Os Banshees de Inisherin
O agora VS o eterno. A vida VS a arte. Quem merece a vitória?
Por Luiz Joaquim | 31.01.2023 (terça-feira)
Contra o argumento de Pádraic (Colin Farrell) para o ex-amigo ColmSonnyLary (Brendan Gleeson), de que aquilo que eles vinham fazendo ao longo da vida não era ‘jogar conversa fora’ mas sim travar ‘uma boa conversa’, Pádraic escuta de Colm que o que ele deseja agora é empregar melhor seu tempo para criar algo nobre – arte, música – e deixá-lo para a eternidade.
O confronto dessas duas verdades incontornáveis tem sido pouco desdobrado em filmes. E menos ainda com a eloquência e competência dramática que vemos em Os Banshees de Inisherin (The Banshees of Inisherin, Irl./R.Unido/EUA 2022).
O filme foi escrito e dirigido por Martin McDonagh (de Três anúncios para um crime), ganhou dez indicações ao Oscar (veja abaixo) e entra em cartaz no Brasil nesta quinta-feira (2).
Vamos assumir como ‘verdades incontornáveis’ o fato de que a vida é mais valiosa que a arte e que a arte dura mais que vida.
Estamos em março de 1923, na minúscula ilha de Inisherin, a oeste da Irlanda. Enquanto uma Guerra Civil transcorre no Continente, os habitantes da rochosa ilha nem sequer se importam quem merece vencê-la, se o Estado Livre Irlandês ou Exército Republicano Irlandês (o IRA). Em Inisherin a vida parece seguir muito… lentamente… para… a… morte. E só.
Com esse sentimento, o mais velho Colm decide interromper sua amizade de uma vida com o simples e pragmático amigo mais jovem, Pádraic, para se dedicar exclusivamente à composição de uma música com o seu violino.
Sem familiares, sem filhos, Colm quer ser lembrando dali a 50 anos, ou dali a séculos, assim como Mozart ou Beethoven, pela arte. Quer, enfim, deixar para a humanidade algo de valioso em sua passagem por esse mundo.

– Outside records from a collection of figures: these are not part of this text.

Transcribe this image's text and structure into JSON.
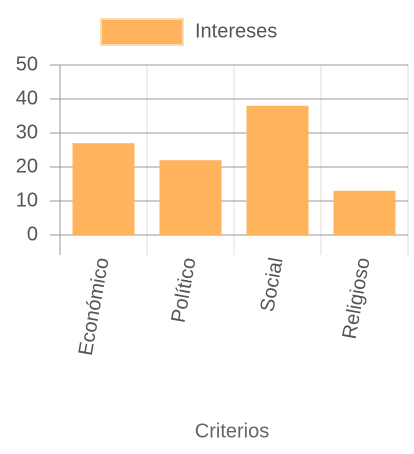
{
  "chart_data": {
    "type": "bar",
    "x_label": "Criterios",
    "categories": [
      "Económico",
      "Político",
      "Social",
      "Religioso"
    ],
    "series": [
      {
        "name": "Intereses",
        "color": "#ffb35c",
        "values": [
          27,
          22,
          38,
          13
        ]
      }
    ],
    "ylim": [
      0,
      50
    ],
    "yticks": [
      0,
      10,
      20,
      30,
      40,
      50
    ],
    "grid": true,
    "legend": "top"
  }
}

Já Pádraic quer apenas tomar sua cerveja no pub ao final das tardes ao lado de seu melhor amigo Colm para falar da vida, cuidar de sua jumentinha Jenny, colocar as vacas para pastar e ajudar a irmã Siobhán (Kerry Condon) em casa.
Pádraic é autenticamente feliz com isso e seu mundo começa a ruir com o súbito desdém de Colm.
Tocado por um elenco de arrepiar em sua capacidade dramatúrgica, que inclui o jovem ator Barry Keoghan como o bobo da ilha, chamado Dominic, Os Banshees… é ainda emoldurado pelas desoladas paisagens de horizonte infinito diante do mar, reforçando ainda mais a sensação de isolamento do mundo.
Estes dois homens, Pádraic e Colm, desenhados no roteiro de McDonagh, resumem em intensa e verdadeiramente comovente representação tudo aquilo que pode interessar ou afligir qualquer homem (entenda ‘humanidade’) na Terra: o desejo de ser querido por um igual, e o desejo de ser eterno, custe o que custar.
O desejo pelo agora, comumente vinculado aos tolos, VERSUS o desejo pelo eterno, comumente vinculado aos intelectuais.
A beleza em Os Banshees… está em deixar em medidas iguais – talvez pendendo um pouco mais para o lado de Pádraic – que ambos têm sua razão em seus desejos, e um não precisa ser excludente do outro. Ou precisa?
O fato dessa conclusão poder ser encontrada individualmente e com leituras diferentes pelo espectador só deixa esse novo trabalho de McDonagh ainda mais valioso.
Porém, uma particular sequência, com a sua estrutura dramática, entre Pádraic e a jumentinha Jenny empresta um ar de divino à vida, à amizade, que a arte/música de Colm – homônima ao título do filme – parece não alcançar.
Nesse sentido, Os Banshees… parece assinalar que entre uma (a vida) e a outra (a arte) a escolha é pela vida, ainda que tal provocação parta de uma obra que se apresenta como arte (e é) e eterna (a ver).
Que bom tudo isso.
OSCAR – Além do quarteto principal de atores – Farell, Gleeson, Keoghan e Condon, que concorrem, respectivamente nas categorias de melhor ator, melhores atores coadjuvantes e melhor atriz do Oscar 2023, Os Banshees de Inisherin está na disputa por outras seis estatuetas: Filme, direção, edição, roteiro original, trilha sonora e música original.
A cerimônia de premiação ocorrerá dia 12 de março.